The use according to claim 22, wherein one of the pair of affinity substances is a biotin-binding protein and the other of the pair of affinity substances is biotin or a derivative thereof.
The use according to claim 23, wherein the biotin-binding protein is avidin, streptavidin, tamavidin, or a derivative thereof.
25. The method according to any one of claims 22 to 24, wherein in the second targeting molecule, the radioisotope is linked to the other of the pair of affinity substances using a chelating agent capable of binding to the radioisotope. Use as described in.
26. The use according to any one of claims 22 to 25, wherein the antibody fragment that specifically binds to a tumor cell is an anti-Robo1 antibody.
The first targeting molecule is a tetramer or dimer molecule obtained by linking a single-chain antibody fragment (scFv) that specifically binds to a tumor cell and streptavidin. 27. Use according to any one of.

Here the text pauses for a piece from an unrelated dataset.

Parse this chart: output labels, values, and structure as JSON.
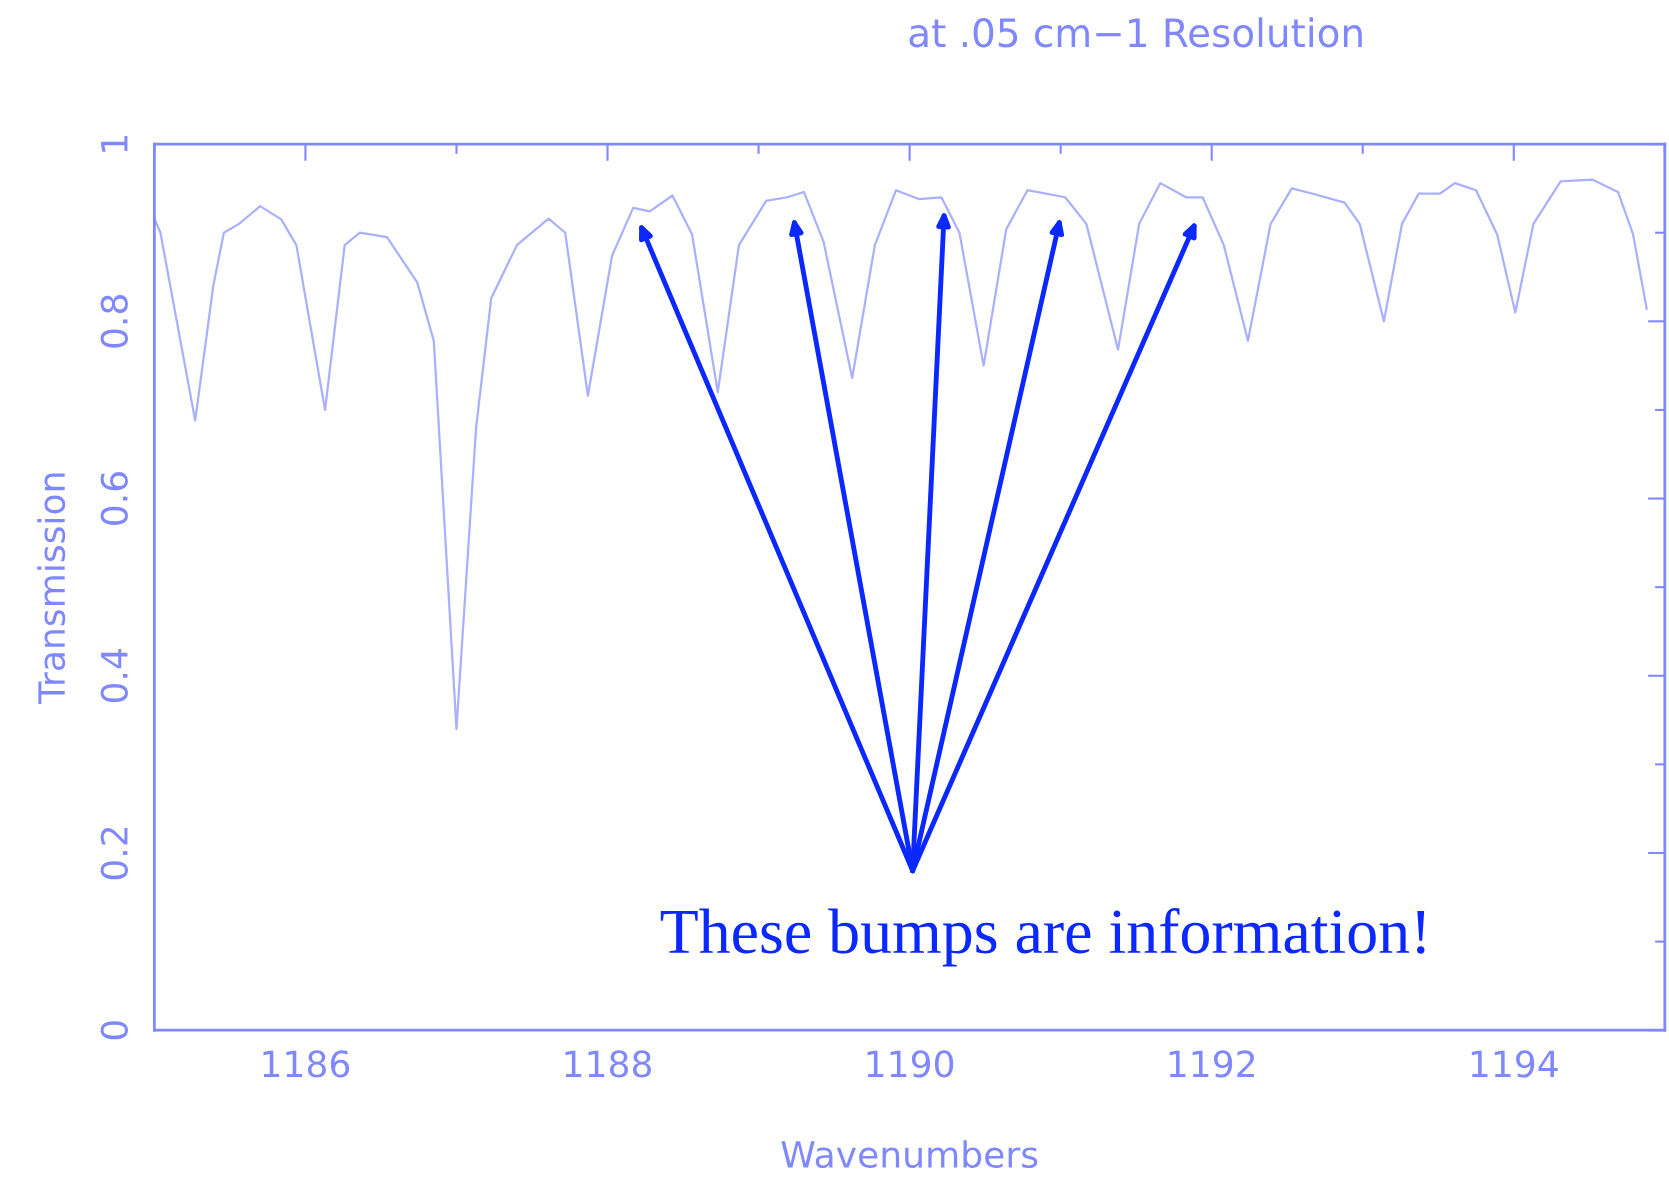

The antibody fragment that specifically binds to the tumor cell has the amino acid sequence shown in SEQ ID NO: 3 as the amino acid sequence of the heavy chain variable region, and the amino acid sequence shown in SEQ ID NO: 4 as the amino acid sequence of the light chain variable region 28. Use according to any of claims 22 to 27, which is a single chain antibody fragment (scFv) that specifically binds to Robo1.
Sufficient time is allowed for the first targeting molecule adsorbed non-specifically to the non-tumor site of the patient to be substantially excreted from the patient's blood after administration of the first targeting molecule. 29. Use according to any of claims 22 to 28, which is 6 hours to 144 hours.
The radioisotope, 64 Cu, which is 124 I, 76 Br, 68 Ga , 111 In, 99m Tc, 67 Ga, 123 I, 131 I or 90 Y,, according to any of claims 22 29 use.